Quantifying Privacy Risks of Prompts in Visual Prompt Learning


Yixin Wu, Rui Wen, and Michael Backes, CISPA Helmholtz Center for Information Security; Pascal Berrang, University of Birmingham; Mathias Humbert, University of Lausanne; Yun Shen, Netapp; Yang Zhang, CISPA Helmholtz Center for Information Security


Large-scale pre-trained models are increasingly adapted to downstream tasks through a new paradigm called prompt learning. In contrast to fine-tuning, prompt learning does not update the pre-trained model's parameters. Instead, it only learns an input perturbation, namely prompt, to be added to the downstream task data for predictions. Given the fast development of prompt learning, a well-generalized prompt inevitably becomes a valuable asset as significant effort and proprietary data are used to create it. This naturally raises the question of whether a prompt may leak the proprietary information of its training data.
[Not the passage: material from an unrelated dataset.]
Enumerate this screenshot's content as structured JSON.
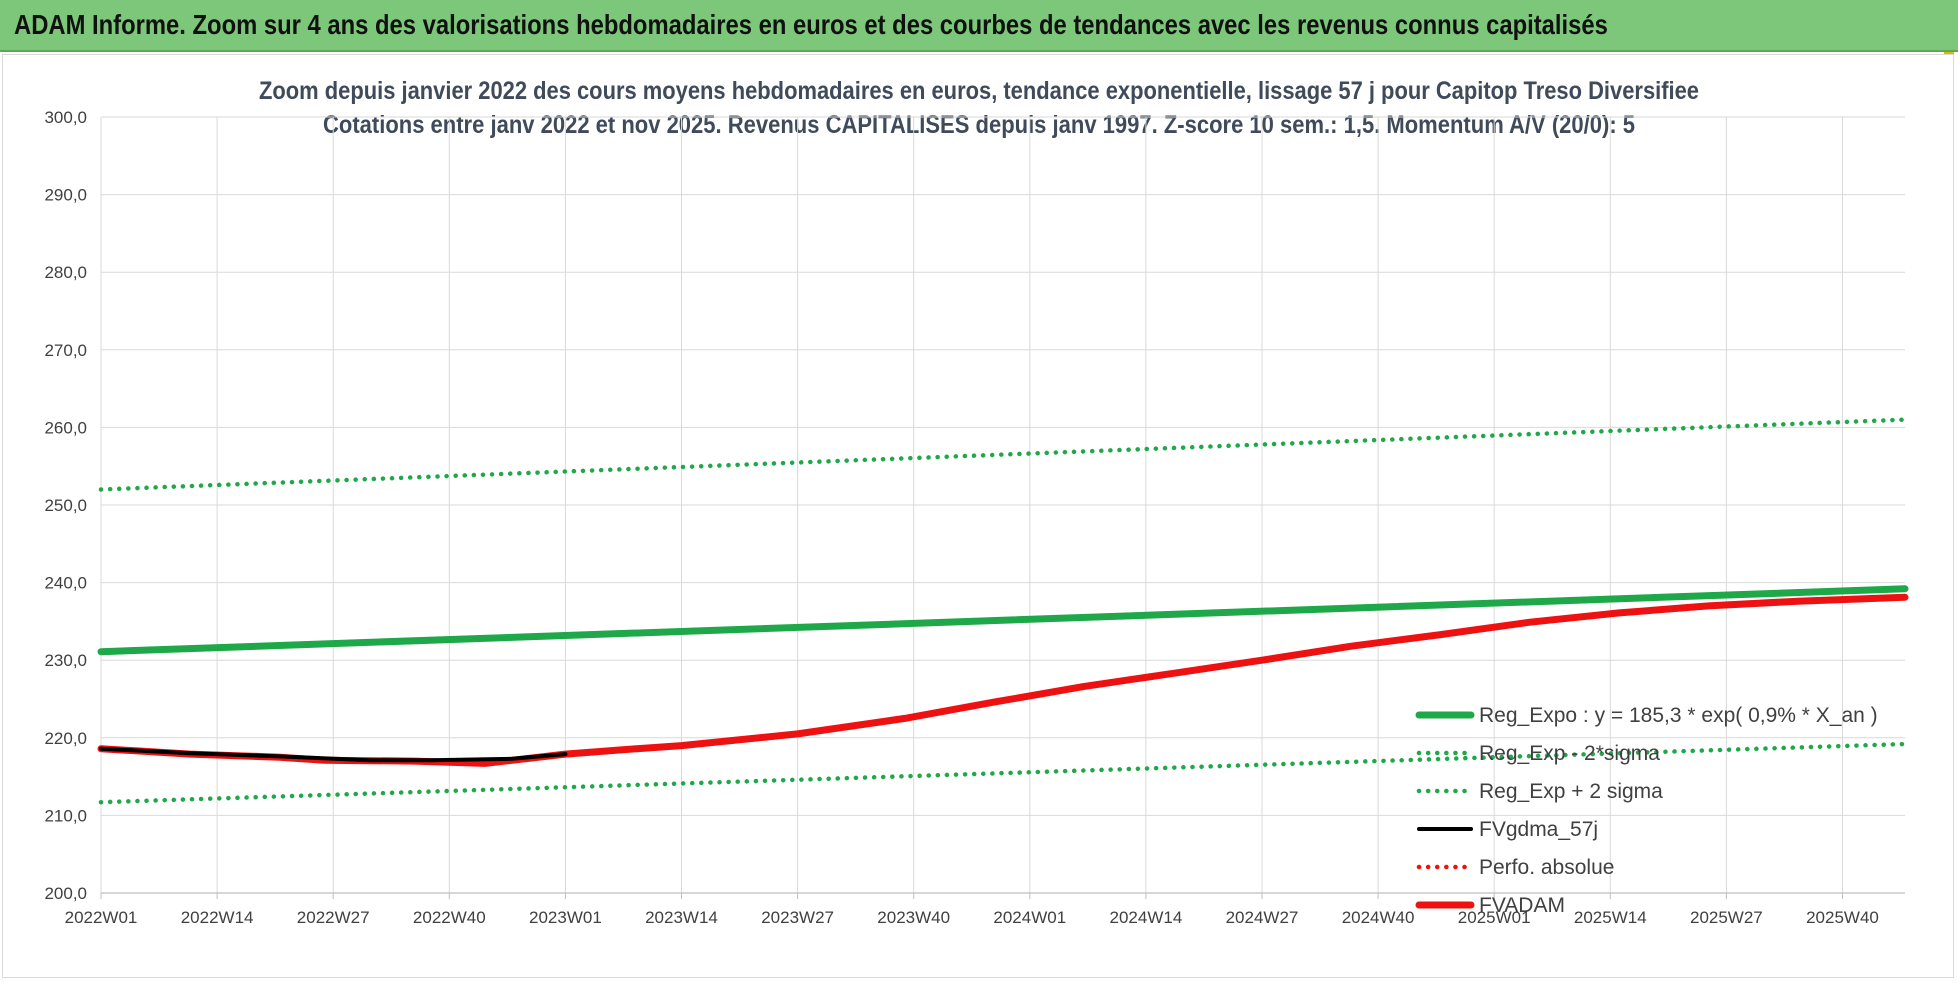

In this paper, we perform the first comprehensive privacy assessment of prompts learned by visual prompt learning through the lens of property inference and membership inference attacks. Our empirical evaluation shows that the prompts are vulnerable to both attacks. We also demonstrate that the adversary can mount a successful property inference attack with limited cost. Moreover, we show that membership inference attacks against prompts can be successful with relaxed adversarial assumptions. We further make some initial investigations on the defenses and observe that our method can mitigate the membership inference attacks with a decent utility-defense trade-off but fails to defend against property inference attacks. We hope our results can shed light on the privacy risks of the popular prompt learning paradigm. To facilitate the research in this direction, we will share our code and models with the community.